Mia madre faceva fisioterapia a Francesco per ore e ore al giorno, per dire. Le avevano insegnato come, e lei faceva.
Che fatica.
Lui piangeva. Detestava mia madre, che era diventata la sua carnefice, quella che gli impediva il diritto all’ozio.
Mia madre stava male perché non poteva neanche andare a fare la spesa perché se non era la ginnastica Doman era il metodo Bobath o il tavolo da statica o i massaggi.
E poi – pensa che mi ricordo il giorno esatto – lei disse basta.
Eravamo vicino al tavolo imbottito dove non potevamo più pranzare o cenare perché era diventato il tavolo della ginnastica di Francesco.
Facendo le digitopressioni di non so più quale metodo, lo stava soffocando.
E urlò: «Bastabastabasta. Io voglio vivere. Io voglio che mio figlio non abbia paura di me quando vede che mi avvicino».
Mi sembrava equo, ma temevo che senza ginnastica mio fratello sarebbe morto a poco a poco.
Da che parte dovevo stare?
Chi era il nemico di chi?
Chi il carnefice?
E io cosa c’entravo?
Perché a sei o sette anni dovevo conoscere il peso di certe decisioni?
Perché?
E non è servito a niente.
Come dici tu: se ne va tua moglie, e il bambino autistico «decade», si corrompe.
Vedi?
Si può sperare, e fare, e lottare, e disperarsi: non cambia niente.
I Franceschi finiscono in istituto, vite a disposizione.
E se non finiscono in istituto, i loro genitori o i loro fratelli smettono, semplicemente, di vivere.
federica sgaggio Dice:
19 Novembre 2009 alle 11:54
E smettono di vivere anche se i figli vanno in istituto, Felice. Perché un genitore che abbandona un figlio non riesce a perdonarsi, o anche solo a dire «vabbè, è andata così e non c’era alternativa».

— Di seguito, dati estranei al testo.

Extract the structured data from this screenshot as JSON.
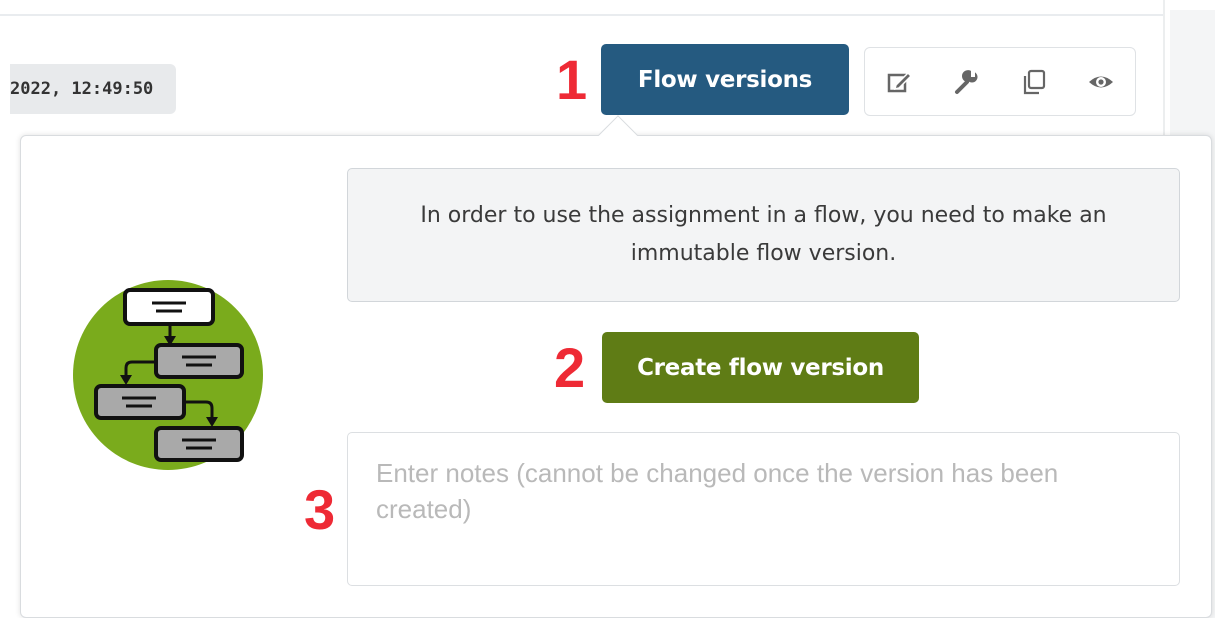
{
  "header": {
    "timestamp": "2022, 12:49:50",
    "flow_versions_label": "Flow versions",
    "toolbar": [
      {
        "icon": "edit-icon"
      },
      {
        "icon": "wrench-icon"
      },
      {
        "icon": "copy-icon"
      },
      {
        "icon": "eye-icon"
      }
    ]
  },
  "markers": {
    "one": "1",
    "two": "2",
    "three": "3"
  },
  "popover": {
    "info_text": "In order to use the assignment in a flow, you need to make an immutable flow version.",
    "create_label": "Create flow version",
    "notes_placeholder": "Enter notes (cannot be changed once the version has been created)",
    "notes_value": ""
  },
  "colors": {
    "flow_versions_bg": "#255a80",
    "create_bg": "#5f7c15",
    "marker": "#ee2a35",
    "illustration_circle": "#7aab1c"
  }
}
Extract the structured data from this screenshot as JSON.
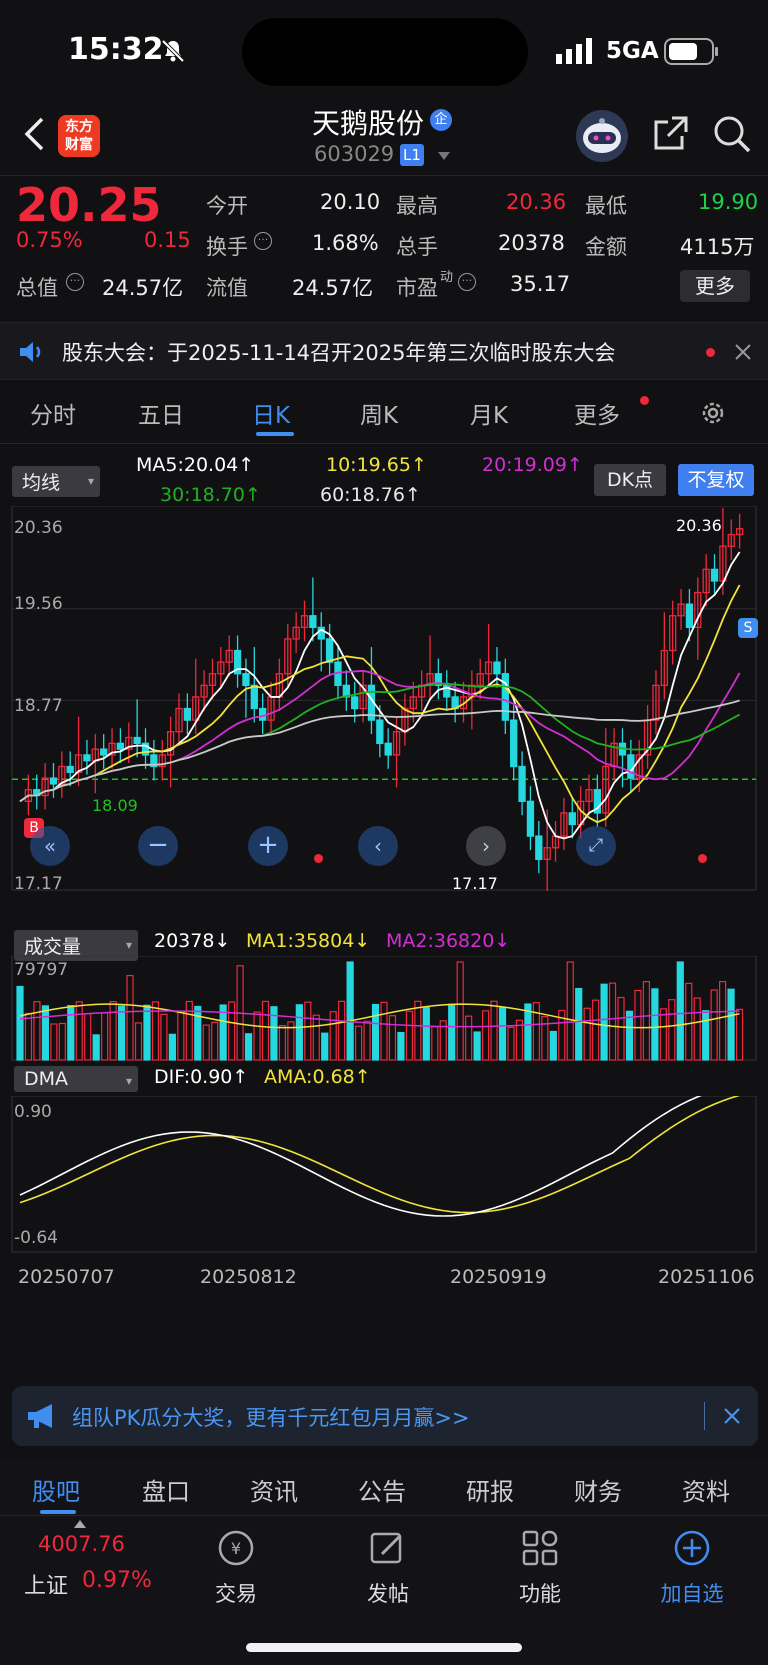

Secondo me non bisogna dimenticare che ogni cosa positiva/negativa passa da una relazione, non dall’istituzione di quella relazione.
Non è l’insegnante di sostegno che era utile a quel bambino: è *quella* persona.
Se lei fosse partita, un’altra insegnante non avrebbe potuto fare le stesse cose, e forse sarebbe regredito lo stesso: perché quella relazione non c’era più con un’altra.
E forse nemmeno se fosse tornata la stessa persona («Te ne sei andata quando avevo bisogno di te, adesso che cazzo vuoi…», tipo).
È per questo che la vita dev’essere “normale”, e non “sostenuta”.
L’istituzionalizzazione è la parodia delle relazioni.
E comunque in alcuni modi di entrare in contatto con le cose io rivedo quella risorgenza di cattolicesimo di cui mi parlavi a proposito della letteratura.
Sembra che non abbiano dubbi; quelli coi dubbi sono i laici…
L’istituzionalizzazione è la parodia delle relazioni.
Che cosa vera.
quindi non resta che arrendersi, non s’è persa solo la battaglia ma la guerra? e la domanda non è posta con cattiveria sia molto chiaro, ma con… sconforto, sì che a leggere tutti questi interventi è il sentimento che emerge assieme a rabbia e frustrazione.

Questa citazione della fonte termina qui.